A change in Boston’s truck route, in which Mayor Thomas M. Menino eliminated daytime permits for gas and fuel trucks, has been ruled illegal by the Federal Motor Carriers Safety Administration, reported the Boston Globe.
The federal agency said the city never requested or received approval to ban haz-mat loads from passing through, which is FMCSA’s jurisdiction.
The route change effectively shifts danger to other communities, as evidenced by a 2007 accident on a residential street in Everett, when a rerouted tanker overturned and sent a flood of burning gasoline down the street. Massachusetts Motor Transportation Association’s executive director, Anne Lynch, said the ban amounted to an ‘export of risk’ by sending fuel trucks into Everett and surrounding communities to avoid Boston.

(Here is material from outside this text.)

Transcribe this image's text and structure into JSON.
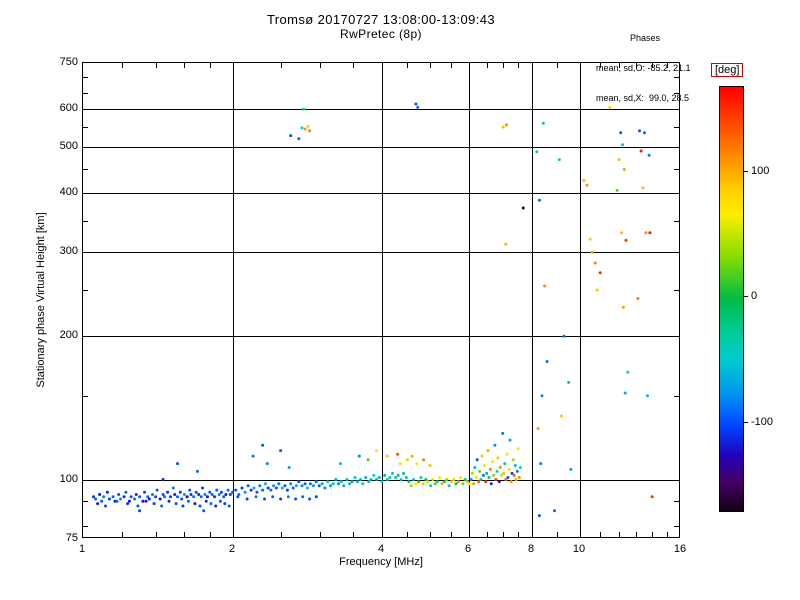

“He took traffic that should have gone through the city and rerouted it through 27 towns,” said Lynch. “You cannot export your risk to another community.”
Boston’s transportation commissioner Thomas J. Tinlin said the change was made to keep the city from being a convenient throughway for fuel deliveries bound elsewhere, like Hyannis. “Why should that person be able to cut through our city and put our citizens at risk?” he asked, saying the DOT had issue with how the city went about the rerouting process, not with the reroute itself.
To legally make the change to routes, Boston must establish a reason for the change, look at several other factors, and consult with neighboring communities.